WASHINGTON (AP) — President Donald Trump has privately discussed the possibility of firing Attorney General Pam Bondi and replacing her with Environmental Protection Agency Administrator Lee Zeldin, three people familiar with the matter told The Associated Press on Thursday.
In those conversations, Trump has discussed his ongoing frustration with Bondi over her handing of the Jeffrey Epstein files and hurdles the Justice Department has encountered in investigations into Trump's perceived enemies, the people said. The Republican president has mentioned other candidates but has raised Zeldin's name as recently as this week, the people said.
The people were not authorized to publicly discuss the private conversations and spoke to the AP on the condition of anonymity.
No decision has been announced, and Trump has been known to change his mind on personnel decisions.
"Attorney General Pam Bondi is a wonderful person and she is doing a good job," Trump said in a statement produced by the White House.

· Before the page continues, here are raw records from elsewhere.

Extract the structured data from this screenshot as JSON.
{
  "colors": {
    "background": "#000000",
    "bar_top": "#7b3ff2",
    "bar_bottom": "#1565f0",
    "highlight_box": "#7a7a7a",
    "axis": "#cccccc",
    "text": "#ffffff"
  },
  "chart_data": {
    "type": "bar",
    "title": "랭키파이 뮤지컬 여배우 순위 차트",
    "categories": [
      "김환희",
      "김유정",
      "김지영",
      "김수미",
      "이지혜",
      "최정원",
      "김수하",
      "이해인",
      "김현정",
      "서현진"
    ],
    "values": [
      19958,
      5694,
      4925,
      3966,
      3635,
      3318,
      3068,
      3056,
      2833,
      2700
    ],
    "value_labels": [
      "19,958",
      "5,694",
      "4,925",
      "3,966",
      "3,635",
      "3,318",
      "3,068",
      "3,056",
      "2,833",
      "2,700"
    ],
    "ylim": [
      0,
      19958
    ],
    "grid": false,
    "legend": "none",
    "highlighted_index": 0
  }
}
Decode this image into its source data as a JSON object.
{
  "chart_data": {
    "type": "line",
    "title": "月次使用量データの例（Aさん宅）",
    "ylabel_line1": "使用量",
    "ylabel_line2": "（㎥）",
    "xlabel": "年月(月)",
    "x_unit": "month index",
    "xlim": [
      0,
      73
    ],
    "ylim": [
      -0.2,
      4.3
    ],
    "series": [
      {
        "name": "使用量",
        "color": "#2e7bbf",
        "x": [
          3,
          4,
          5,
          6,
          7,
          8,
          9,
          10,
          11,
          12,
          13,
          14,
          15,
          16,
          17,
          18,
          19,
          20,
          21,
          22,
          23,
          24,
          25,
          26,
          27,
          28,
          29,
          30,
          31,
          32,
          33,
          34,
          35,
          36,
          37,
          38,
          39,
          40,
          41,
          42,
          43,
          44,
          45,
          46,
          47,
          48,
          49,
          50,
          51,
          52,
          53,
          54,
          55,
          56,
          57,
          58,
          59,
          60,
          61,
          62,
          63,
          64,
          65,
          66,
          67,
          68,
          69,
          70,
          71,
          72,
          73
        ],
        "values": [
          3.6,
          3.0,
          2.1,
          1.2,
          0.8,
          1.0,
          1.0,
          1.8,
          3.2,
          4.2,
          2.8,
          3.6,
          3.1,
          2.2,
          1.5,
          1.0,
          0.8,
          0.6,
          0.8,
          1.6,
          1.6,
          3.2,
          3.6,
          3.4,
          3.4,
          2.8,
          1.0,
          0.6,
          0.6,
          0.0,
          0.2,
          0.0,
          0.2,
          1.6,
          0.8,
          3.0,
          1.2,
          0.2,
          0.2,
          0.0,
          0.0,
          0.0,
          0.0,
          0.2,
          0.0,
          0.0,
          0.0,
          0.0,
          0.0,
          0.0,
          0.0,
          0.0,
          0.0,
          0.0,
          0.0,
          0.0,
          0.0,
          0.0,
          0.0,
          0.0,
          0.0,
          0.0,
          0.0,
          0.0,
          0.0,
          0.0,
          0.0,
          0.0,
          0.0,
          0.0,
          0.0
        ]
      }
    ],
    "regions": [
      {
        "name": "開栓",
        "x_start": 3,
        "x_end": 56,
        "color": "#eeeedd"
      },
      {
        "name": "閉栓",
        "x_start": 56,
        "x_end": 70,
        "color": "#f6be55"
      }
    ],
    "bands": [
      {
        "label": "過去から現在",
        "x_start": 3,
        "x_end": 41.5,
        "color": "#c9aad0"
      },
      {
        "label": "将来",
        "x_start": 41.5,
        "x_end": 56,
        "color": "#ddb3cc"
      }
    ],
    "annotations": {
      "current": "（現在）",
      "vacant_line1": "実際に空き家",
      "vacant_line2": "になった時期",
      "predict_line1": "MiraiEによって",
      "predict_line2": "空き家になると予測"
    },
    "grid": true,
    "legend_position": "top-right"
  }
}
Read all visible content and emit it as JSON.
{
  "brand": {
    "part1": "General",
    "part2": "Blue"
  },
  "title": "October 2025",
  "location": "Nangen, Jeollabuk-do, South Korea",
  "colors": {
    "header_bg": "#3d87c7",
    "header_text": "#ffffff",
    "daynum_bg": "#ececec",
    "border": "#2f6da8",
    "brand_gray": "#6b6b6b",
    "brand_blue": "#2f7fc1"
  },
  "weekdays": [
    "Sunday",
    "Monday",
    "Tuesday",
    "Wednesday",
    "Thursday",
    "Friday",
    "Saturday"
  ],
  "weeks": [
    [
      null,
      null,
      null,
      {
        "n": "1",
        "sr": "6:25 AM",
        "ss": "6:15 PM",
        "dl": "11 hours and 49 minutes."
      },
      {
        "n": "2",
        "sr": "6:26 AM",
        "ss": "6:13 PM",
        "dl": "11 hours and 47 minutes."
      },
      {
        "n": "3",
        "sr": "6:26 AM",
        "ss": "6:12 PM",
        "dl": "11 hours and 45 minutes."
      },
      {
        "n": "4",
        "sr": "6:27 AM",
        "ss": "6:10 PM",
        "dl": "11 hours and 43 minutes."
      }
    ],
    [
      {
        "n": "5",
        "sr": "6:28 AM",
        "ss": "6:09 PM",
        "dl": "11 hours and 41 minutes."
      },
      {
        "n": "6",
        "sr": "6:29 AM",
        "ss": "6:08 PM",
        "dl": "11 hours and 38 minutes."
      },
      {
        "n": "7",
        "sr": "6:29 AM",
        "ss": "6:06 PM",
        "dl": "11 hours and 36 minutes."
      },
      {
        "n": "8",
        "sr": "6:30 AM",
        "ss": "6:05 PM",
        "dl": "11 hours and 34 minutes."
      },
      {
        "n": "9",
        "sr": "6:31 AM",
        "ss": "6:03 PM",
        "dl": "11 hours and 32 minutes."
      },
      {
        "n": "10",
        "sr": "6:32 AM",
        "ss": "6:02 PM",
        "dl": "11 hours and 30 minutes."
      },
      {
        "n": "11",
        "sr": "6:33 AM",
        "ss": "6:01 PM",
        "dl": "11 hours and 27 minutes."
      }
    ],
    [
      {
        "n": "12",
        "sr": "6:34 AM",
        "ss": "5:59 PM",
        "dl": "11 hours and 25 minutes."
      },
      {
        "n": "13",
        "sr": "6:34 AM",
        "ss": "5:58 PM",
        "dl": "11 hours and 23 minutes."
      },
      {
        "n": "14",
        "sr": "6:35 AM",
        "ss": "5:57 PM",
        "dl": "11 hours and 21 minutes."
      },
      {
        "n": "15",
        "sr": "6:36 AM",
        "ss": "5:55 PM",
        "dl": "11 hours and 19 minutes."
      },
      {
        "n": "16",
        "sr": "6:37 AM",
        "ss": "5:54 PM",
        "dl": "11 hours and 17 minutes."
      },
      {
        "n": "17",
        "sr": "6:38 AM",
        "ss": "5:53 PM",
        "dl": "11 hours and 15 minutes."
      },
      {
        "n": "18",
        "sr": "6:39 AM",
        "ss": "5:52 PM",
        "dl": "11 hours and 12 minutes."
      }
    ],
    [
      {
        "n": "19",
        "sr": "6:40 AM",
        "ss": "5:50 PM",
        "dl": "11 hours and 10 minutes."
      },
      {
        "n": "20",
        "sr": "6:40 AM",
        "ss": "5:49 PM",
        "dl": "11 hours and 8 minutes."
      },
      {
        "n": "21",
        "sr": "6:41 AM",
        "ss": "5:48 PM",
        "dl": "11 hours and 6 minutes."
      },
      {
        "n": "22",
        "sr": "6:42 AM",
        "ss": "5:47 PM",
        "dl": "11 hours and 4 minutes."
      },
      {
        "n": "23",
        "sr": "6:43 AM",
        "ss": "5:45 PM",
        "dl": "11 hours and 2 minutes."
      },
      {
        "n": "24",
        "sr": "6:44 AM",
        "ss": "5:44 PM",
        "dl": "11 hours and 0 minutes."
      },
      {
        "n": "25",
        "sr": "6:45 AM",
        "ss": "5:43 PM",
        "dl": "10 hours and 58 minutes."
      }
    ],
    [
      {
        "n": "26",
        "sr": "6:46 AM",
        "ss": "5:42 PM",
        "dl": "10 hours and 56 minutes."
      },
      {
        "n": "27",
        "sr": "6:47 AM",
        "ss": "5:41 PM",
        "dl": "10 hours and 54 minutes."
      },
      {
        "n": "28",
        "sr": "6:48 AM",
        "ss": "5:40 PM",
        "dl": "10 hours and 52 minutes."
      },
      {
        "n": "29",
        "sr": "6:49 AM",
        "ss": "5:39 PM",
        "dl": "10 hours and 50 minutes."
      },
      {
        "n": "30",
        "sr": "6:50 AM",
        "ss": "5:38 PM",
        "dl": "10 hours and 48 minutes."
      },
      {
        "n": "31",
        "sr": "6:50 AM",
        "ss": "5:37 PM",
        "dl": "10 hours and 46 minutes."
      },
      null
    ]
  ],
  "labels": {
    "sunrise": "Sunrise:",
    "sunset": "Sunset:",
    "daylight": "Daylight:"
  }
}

Zeldin, a former Republican congressman from New York, has been publicly and privately praised by Trump, who at an event in February described him as "our secret weapon."

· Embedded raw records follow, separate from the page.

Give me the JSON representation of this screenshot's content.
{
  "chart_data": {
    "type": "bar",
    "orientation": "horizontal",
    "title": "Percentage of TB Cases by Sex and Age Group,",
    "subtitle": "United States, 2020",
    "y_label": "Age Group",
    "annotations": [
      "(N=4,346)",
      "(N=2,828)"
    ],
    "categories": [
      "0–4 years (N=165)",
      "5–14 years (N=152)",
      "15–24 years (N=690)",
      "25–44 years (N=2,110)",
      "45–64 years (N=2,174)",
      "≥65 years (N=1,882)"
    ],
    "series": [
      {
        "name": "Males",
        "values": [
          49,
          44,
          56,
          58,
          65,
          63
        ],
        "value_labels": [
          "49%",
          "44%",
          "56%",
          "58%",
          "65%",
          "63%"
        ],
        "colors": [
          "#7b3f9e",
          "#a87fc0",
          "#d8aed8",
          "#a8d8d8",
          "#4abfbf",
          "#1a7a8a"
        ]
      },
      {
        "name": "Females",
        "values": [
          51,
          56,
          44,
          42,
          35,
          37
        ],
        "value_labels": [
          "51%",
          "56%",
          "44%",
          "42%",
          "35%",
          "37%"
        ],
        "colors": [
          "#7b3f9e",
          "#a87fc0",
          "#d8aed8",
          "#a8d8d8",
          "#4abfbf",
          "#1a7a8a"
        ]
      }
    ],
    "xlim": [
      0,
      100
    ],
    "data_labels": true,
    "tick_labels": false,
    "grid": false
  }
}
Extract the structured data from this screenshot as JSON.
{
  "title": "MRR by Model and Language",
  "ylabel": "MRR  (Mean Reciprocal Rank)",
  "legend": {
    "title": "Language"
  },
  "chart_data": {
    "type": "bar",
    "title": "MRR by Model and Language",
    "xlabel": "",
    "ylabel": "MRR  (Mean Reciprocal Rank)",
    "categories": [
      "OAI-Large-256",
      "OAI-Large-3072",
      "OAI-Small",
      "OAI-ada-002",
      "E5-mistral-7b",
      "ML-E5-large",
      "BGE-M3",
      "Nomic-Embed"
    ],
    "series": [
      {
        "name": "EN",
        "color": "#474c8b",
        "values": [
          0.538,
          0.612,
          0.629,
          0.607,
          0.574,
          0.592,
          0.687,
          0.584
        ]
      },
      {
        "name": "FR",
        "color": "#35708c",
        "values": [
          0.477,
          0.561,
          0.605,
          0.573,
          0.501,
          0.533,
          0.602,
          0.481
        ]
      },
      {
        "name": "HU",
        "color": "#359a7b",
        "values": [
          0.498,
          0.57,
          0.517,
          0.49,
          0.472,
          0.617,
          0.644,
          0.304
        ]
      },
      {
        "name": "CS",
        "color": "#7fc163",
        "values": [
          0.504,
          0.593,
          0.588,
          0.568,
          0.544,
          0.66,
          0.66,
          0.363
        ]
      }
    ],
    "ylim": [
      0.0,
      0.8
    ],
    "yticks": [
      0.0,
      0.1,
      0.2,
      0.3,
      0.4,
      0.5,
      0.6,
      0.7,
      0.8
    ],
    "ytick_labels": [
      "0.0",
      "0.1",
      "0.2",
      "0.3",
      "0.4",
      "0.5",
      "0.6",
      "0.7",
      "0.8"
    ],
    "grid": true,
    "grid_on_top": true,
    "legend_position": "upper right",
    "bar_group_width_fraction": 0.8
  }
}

Bondi, a former state attorney general in Florida and a Trump loyalist who was part of his legal team during his first impeachment case, has been in her position for more than a year. She came into office pledging that she would not play politics with the Justice Department, but she quickly started investigations of Trump foes, sparking an outcry that the law enforcement agency was being wielded as a tool of revenge to advance the president's political and personal agenda.
She has also endured months of scrutiny over the Justice Department's handling of the Epstein files that made her the target of angry conservatives even with her close relationship with Trump.

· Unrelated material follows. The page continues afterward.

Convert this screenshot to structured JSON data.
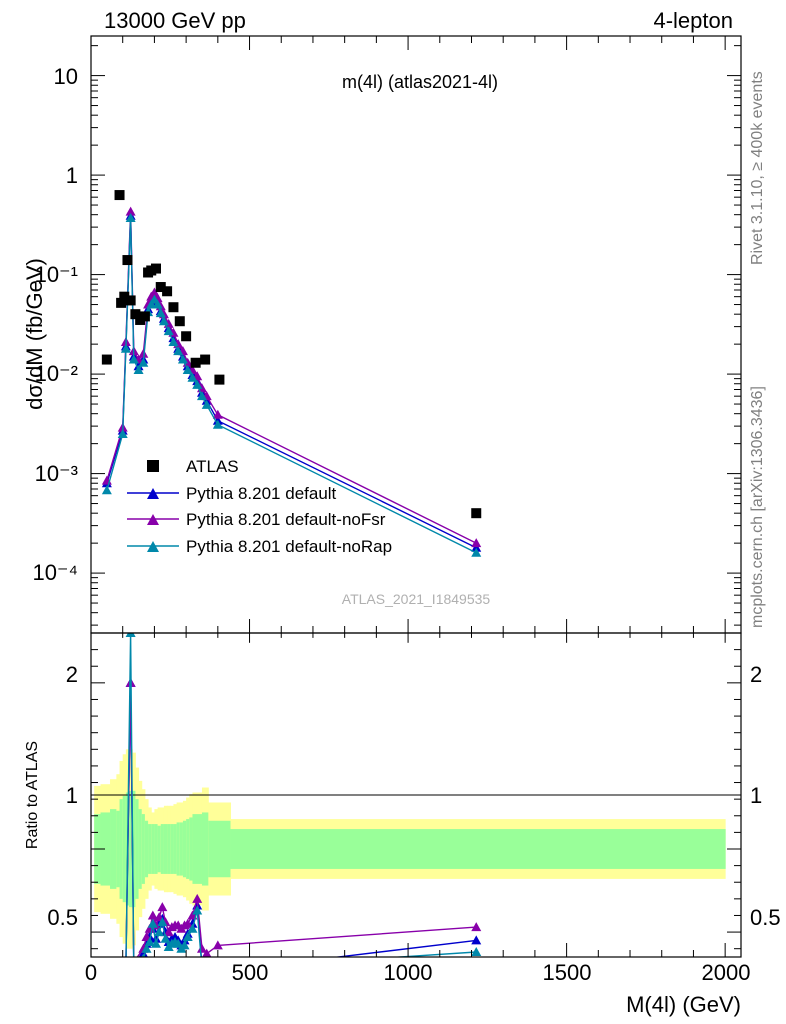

Under Bondi's leadership, the department opened investigations into a string of Trump foes, including Federal Reserve Chair Jerome Powell, New York Attorney General Letitia James, former FBI Director James Comey and former CIA Director John Brennan.
The high-profile prosecutions of Comey and James were quickly thrown out by a judge who ruled that the prosecutor who brought the cases was illegally appointed. Other politically charged investigations have either been rejected by grand juries or failed to result in criminal charges.